おかだ 外郎という乱読家です。mixiに書いている読書日記を、こちらにも出しています。

○だし

2017-05-23 21:06:55 | Weblog

 「赤だし」は味噌汁、「揚げ出し」は豆腐。では「炒りだし」は? そうそう「大根の揚げ出し」という料理もこの世にあるそうです。

【ただいま読書中】『料理名由来考』志の島忠・浪川寬治 著、 三一書房、1990年、2600円(税別)
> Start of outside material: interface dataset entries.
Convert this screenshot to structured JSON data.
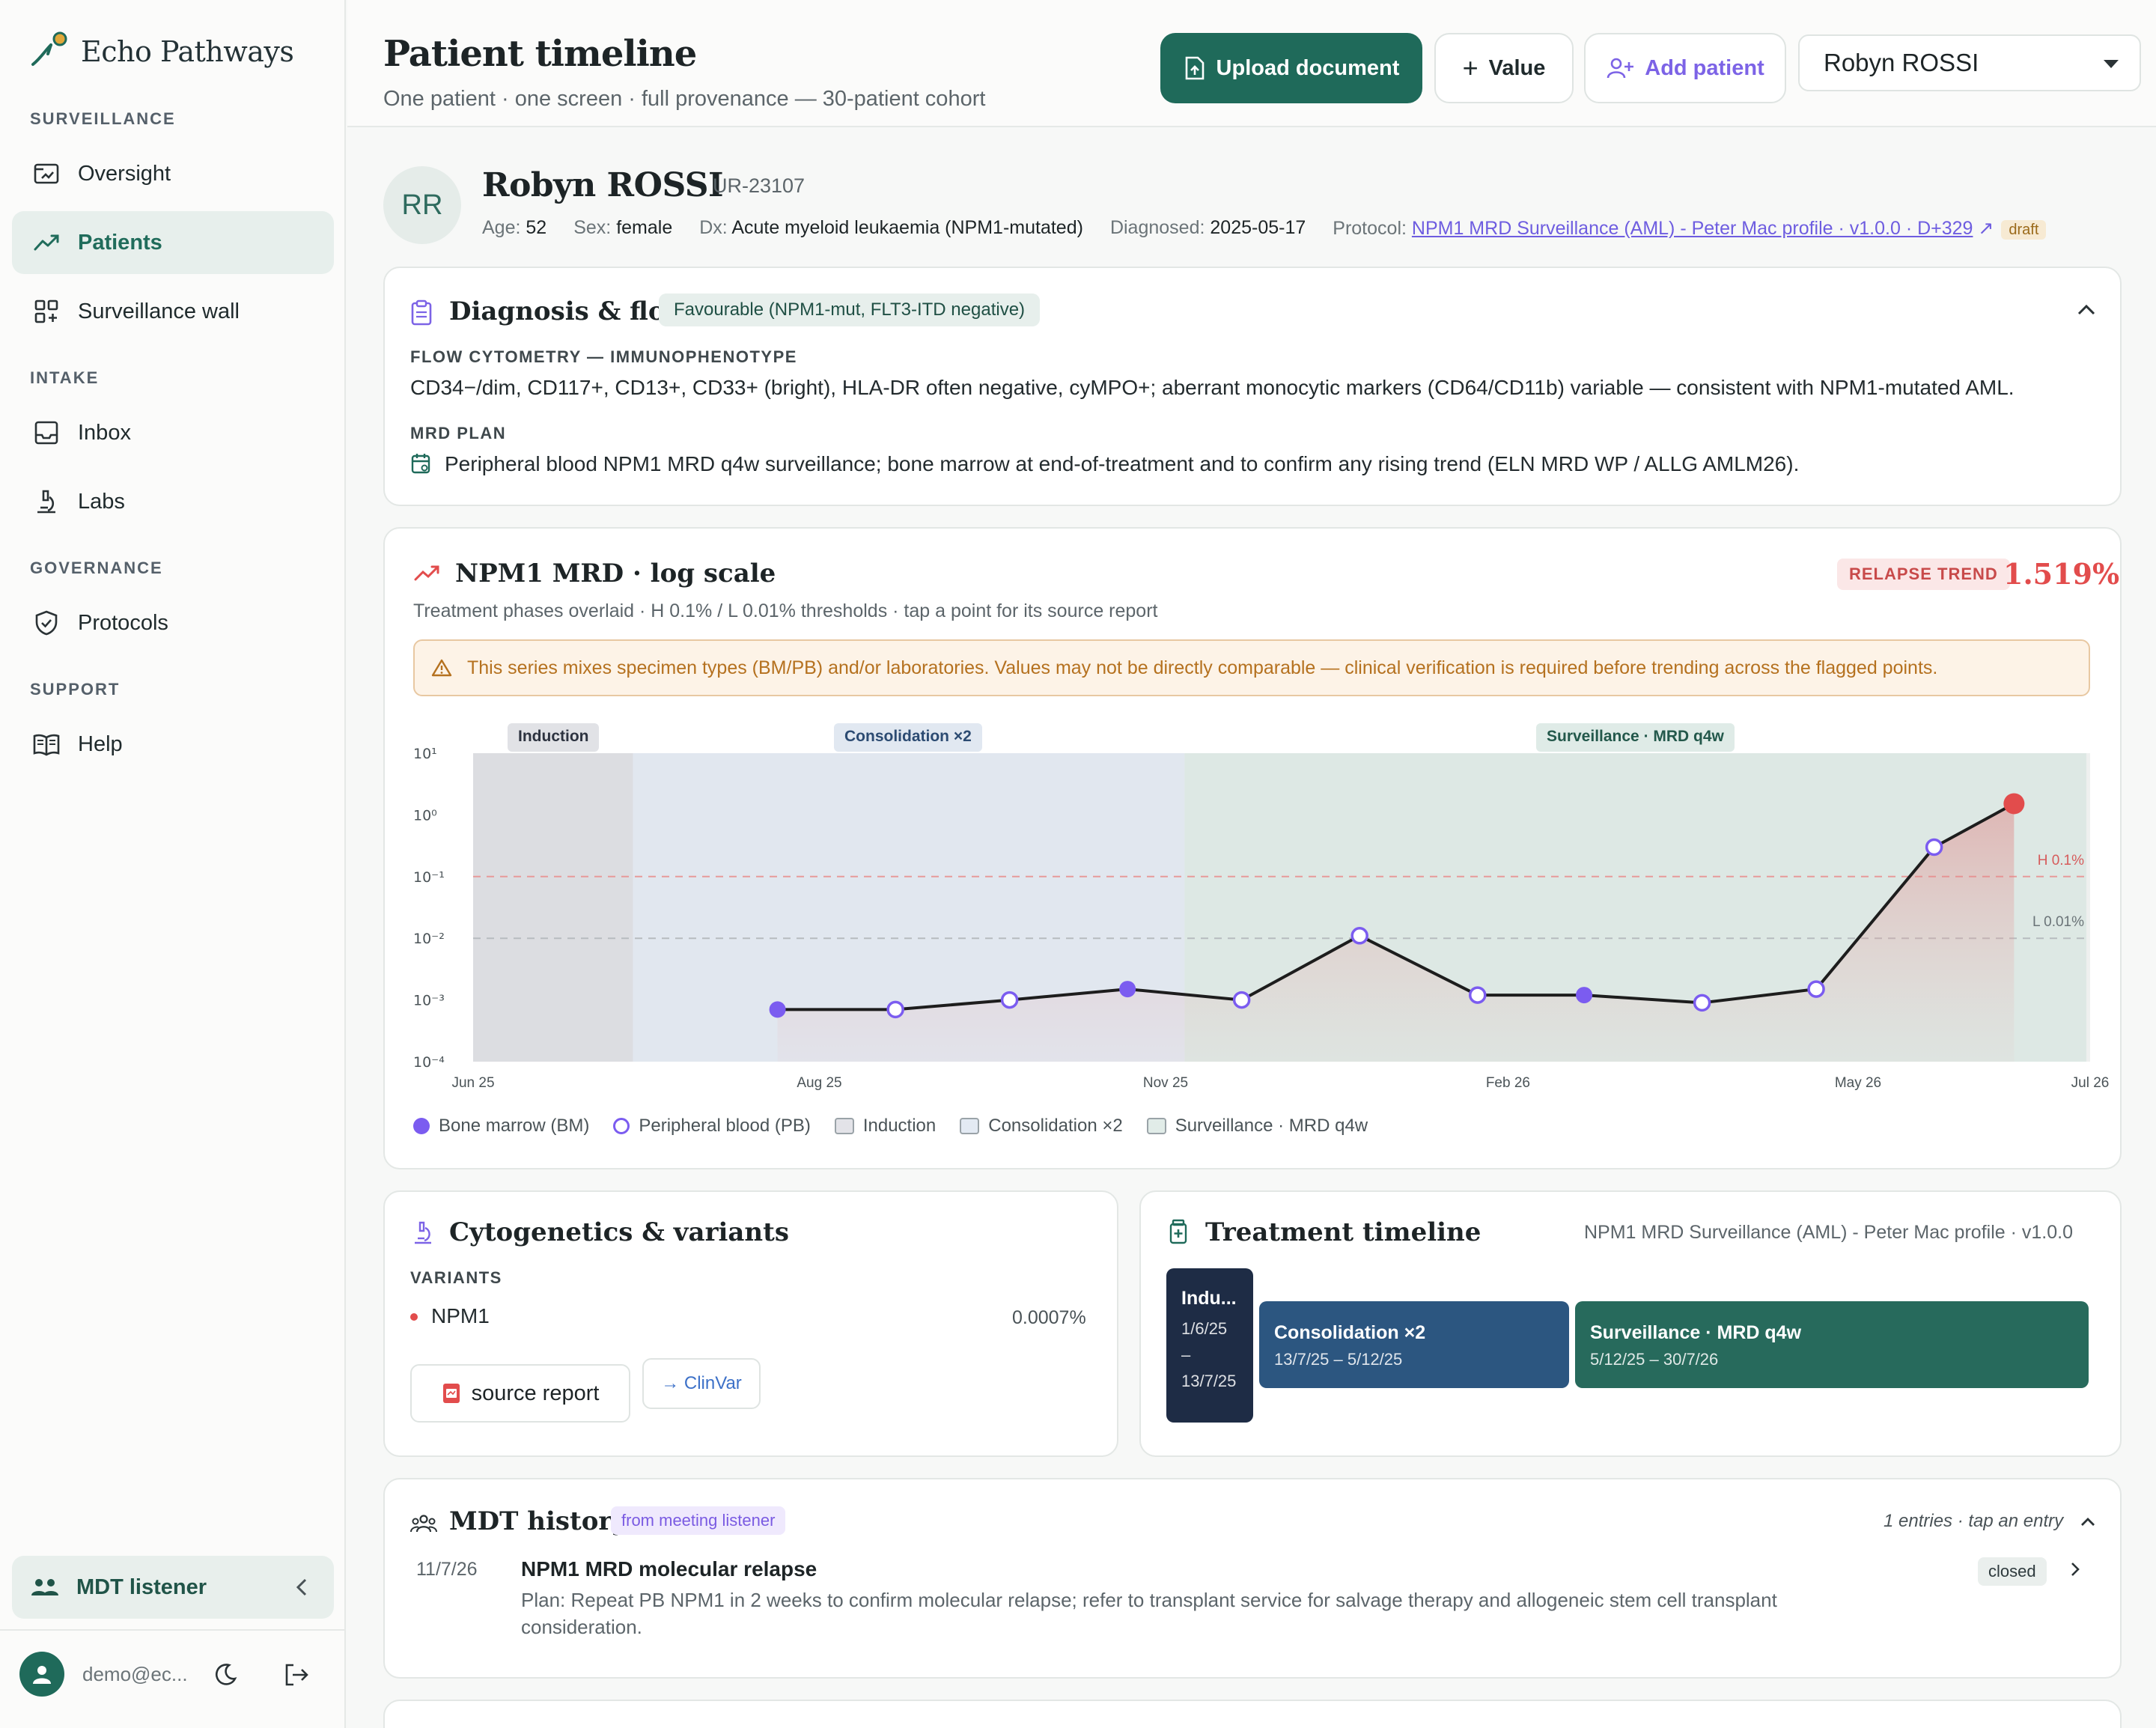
{
  "app": {
    "brand": "Echo Pathways"
  },
  "sidebar": {
    "sections": {
      "surveillance": "SURVEILLANCE",
      "intake": "INTAKE",
      "governance": "GOVERNANCE",
      "support": "SUPPORT"
    },
    "items": [
      {
        "label": "Oversight",
        "icon": "oversight-icon"
      },
      {
        "label": "Patients",
        "icon": "trend-line-icon",
        "active": true
      },
      {
        "label": "Surveillance wall",
        "icon": "grid-plus-icon"
      },
      {
        "label": "Inbox",
        "icon": "inbox-icon"
      },
      {
        "label": "Labs",
        "icon": "microscope-icon"
      },
      {
        "label": "Protocols",
        "icon": "shield-check-icon"
      },
      {
        "label": "Help",
        "icon": "book-icon"
      }
    ],
    "mdt_listener": "MDT listener",
    "user_email": "demo@ec..."
  },
  "header": {
    "title": "Patient timeline",
    "subtitle": "One patient · one screen · full provenance — 30-patient cohort",
    "upload_label": "Upload document",
    "value_label": "Value",
    "add_patient_label": "Add patient",
    "patient_select_value": "Robyn ROSSI"
  },
  "patient": {
    "initials": "RR",
    "name": "Robyn ROSSI",
    "id": "UR-23107",
    "age_label": "Age:",
    "age": "52",
    "sex_label": "Sex:",
    "sex": "female",
    "dx_label": "Dx:",
    "dx": "Acute myeloid leukaemia (NPM1-mutated)",
    "diagnosed_label": "Diagnosed:",
    "diagnosed": "2025-05-17",
    "protocol_label": "Protocol:",
    "protocol": "NPM1 MRD Surveillance (AML) - Peter Mac profile · v1.0.0 · D+329",
    "protocol_status": "draft"
  },
  "diagnosis": {
    "title": "Diagnosis & flow",
    "risk": "Favourable (NPM1-mut, FLT3-ITD negative)",
    "flow_label": "FLOW CYTOMETRY — IMMUNOPHENOTYPE",
    "flow_text": "CD34−/dim, CD117+, CD13+, CD33+ (bright), HLA-DR often negative, cyMPO+; aberrant monocytic markers (CD64/CD11b) variable — consistent with NPM1-mutated AML.",
    "mrd_label": "MRD PLAN",
    "mrd_text": "Peripheral blood NPM1 MRD q4w surveillance; bone marrow at end-of-treatment and to confirm any rising trend (ELN MRD WP / ALLG AMLM26)."
  },
  "mrd_chart": {
    "title": "NPM1 MRD · log scale",
    "subtitle": "Treatment phases overlaid · H 0.1% / L 0.01% thresholds · tap a point for its source report",
    "trend_badge": "RELAPSE TREND",
    "latest_value": "1.519%",
    "warning": "This series mixes specimen types (BM/PB) and/or laboratories. Values may not be directly comparable — clinical verification is required before trending across the flagged points.",
    "phases": [
      "Induction",
      "Consolidation ×2",
      "Surveillance · MRD q4w"
    ],
    "legend": {
      "bm": "Bone marrow (BM)",
      "pb": "Peripheral blood (PB)",
      "induction": "Induction",
      "consolidation": "Consolidation ×2",
      "surveillance": "Surveillance · MRD q4w"
    },
    "threshold_h": "H 0.1%",
    "threshold_l": "L 0.01%",
    "colors": {
      "bm": "#7b5cf0",
      "pb_stroke": "#7b5cf0",
      "latest": "#e24c4c",
      "line": "#1d1d1d",
      "h_line": "#e79a9a",
      "l_line": "#b7bcbf"
    }
  },
  "chart_data": {
    "type": "line",
    "title": "NPM1 MRD · log scale",
    "yscale": "log",
    "ylim": [
      0.0001,
      10
    ],
    "y_ticks": [
      "10¹",
      "10⁰",
      "10⁻¹",
      "10⁻²",
      "10⁻³",
      "10⁻⁴"
    ],
    "x_ticks": [
      "Jun 25",
      "Aug 25",
      "Nov 25",
      "Feb 26",
      "May 26",
      "Jul 26"
    ],
    "thresholds": [
      {
        "name": "H 0.1%",
        "value": 0.1
      },
      {
        "name": "L 0.01%",
        "value": 0.01
      }
    ],
    "phases": [
      {
        "name": "Induction",
        "start": "2025-06-01",
        "end": "2025-07-13"
      },
      {
        "name": "Consolidation ×2",
        "start": "2025-07-13",
        "end": "2025-12-05"
      },
      {
        "name": "Surveillance · MRD q4w",
        "start": "2025-12-05",
        "end": "2026-07-30"
      }
    ],
    "series": [
      {
        "name": "NPM1 MRD",
        "points": [
          {
            "x": "2025-08-20",
            "y": 0.0007,
            "specimen": "BM"
          },
          {
            "x": "2025-09-20",
            "y": 0.0007,
            "specimen": "PB"
          },
          {
            "x": "2025-10-20",
            "y": 0.001,
            "specimen": "PB"
          },
          {
            "x": "2025-11-20",
            "y": 0.0015,
            "specimen": "BM"
          },
          {
            "x": "2025-12-20",
            "y": 0.001,
            "specimen": "PB"
          },
          {
            "x": "2026-01-20",
            "y": 0.011,
            "specimen": "PB"
          },
          {
            "x": "2026-02-20",
            "y": 0.0012,
            "specimen": "PB"
          },
          {
            "x": "2026-03-20",
            "y": 0.0012,
            "specimen": "BM"
          },
          {
            "x": "2026-04-20",
            "y": 0.0009,
            "specimen": "PB"
          },
          {
            "x": "2026-05-20",
            "y": 0.0015,
            "specimen": "PB"
          },
          {
            "x": "2026-06-20",
            "y": 0.3,
            "specimen": "PB"
          },
          {
            "x": "2026-07-11",
            "y": 1.519,
            "specimen": "latest"
          }
        ]
      }
    ]
  },
  "cytogenetics": {
    "title": "Cytogenetics & variants",
    "variants_label": "VARIANTS",
    "variant_name": "NPM1",
    "variant_value": "0.0007%",
    "source_label": "source report",
    "clinvar_label": "→ ClinVar"
  },
  "treatment": {
    "title": "Treatment timeline",
    "protocol": "NPM1 MRD Surveillance (AML) - Peter Mac profile · v1.0.0",
    "blocks": [
      {
        "name": "Indu...",
        "dates": "1/6/25 – 13/7/25",
        "color": "#1e2c45"
      },
      {
        "name": "Consolidation ×2",
        "dates": "13/7/25 – 5/12/25",
        "color": "#2c5680"
      },
      {
        "name": "Surveillance · MRD q4w",
        "dates": "5/12/25 – 30/7/26",
        "color": "#276a5c"
      }
    ]
  },
  "mdt": {
    "title": "MDT history",
    "source": "from meeting listener",
    "count": "1 entries · tap an entry",
    "entry": {
      "date": "11/7/26",
      "title": "NPM1 MRD molecular relapse",
      "plan_line1": "Plan: Repeat PB NPM1 in 2 weeks to confirm molecular relapse; refer to transplant service for salvage therapy and allogeneic stem cell transplant",
      "plan_line2": "consideration.",
      "status": "closed"
    }
  }
}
 「江戸煮」はタコの煮物、「小倉煮」は小豆と何か(トコブシ、タコ、カボチャなど)の煮物。あら、私はどちらも知りませんでした。「苺煮」は生雲丹と鮑の煮物。これは聞いたことがありますが、まだ食べたことがありません。蒲焼きならぬ「蒲煮」は、鰻と牛蒡・蕪などの煮物。これは著者も昭和の初めに食べたきりだそうです。
 博多名物の「がめ煮」の由来には諸説ありますが、著者は「広島あたりの『八寸』が大阪に伝わり、それが博多に伝わって『がめ煮』となり、それがさらに大阪に逆輸入されて『筑前炊き』になった」という仮説を提唱しています。なかなかダイナミックな説ですが、単に「材料」や「料理」だけを見るのではない態度が印象的です。
 「狸汁」「雉焼き」「鴫焼き」は三大名精進料理だそうです。その名前に動物が入っているのは、動物を食べることができない僧の願望が反映されている、と言われているそうですが、著者は「僧が動物を食べることによって供養をしている」説を唱えます。たしかに「食欲全開」ではただの煩悩の輩ですからねえ。
 「姿盛り」と言えるのは、鯛と鯉だけで、伊勢エビの場合は「舟盛り」と言う、とか、「茶飯」は本来は「番茶で炊いた飯」だが「醤油で味を付けて炊いた飯」もいつの間にか茶飯というようになりさらに後者は「桜飯」とも呼ぶ、とか、日本食トリビアが次々登場します。本書にはあいうえお順に111の料理名が登場するのですが、そのどれも蘊蓄の固まりで楽しめます。
 そうそう、クイズを一つ。「鯵のたたき」と「鰹のたたき」は同じ「たたき」ですが皿に載っている造り身はずいぶん厚みが違います。それはなぜでしょう? 解答は本書をどうぞ。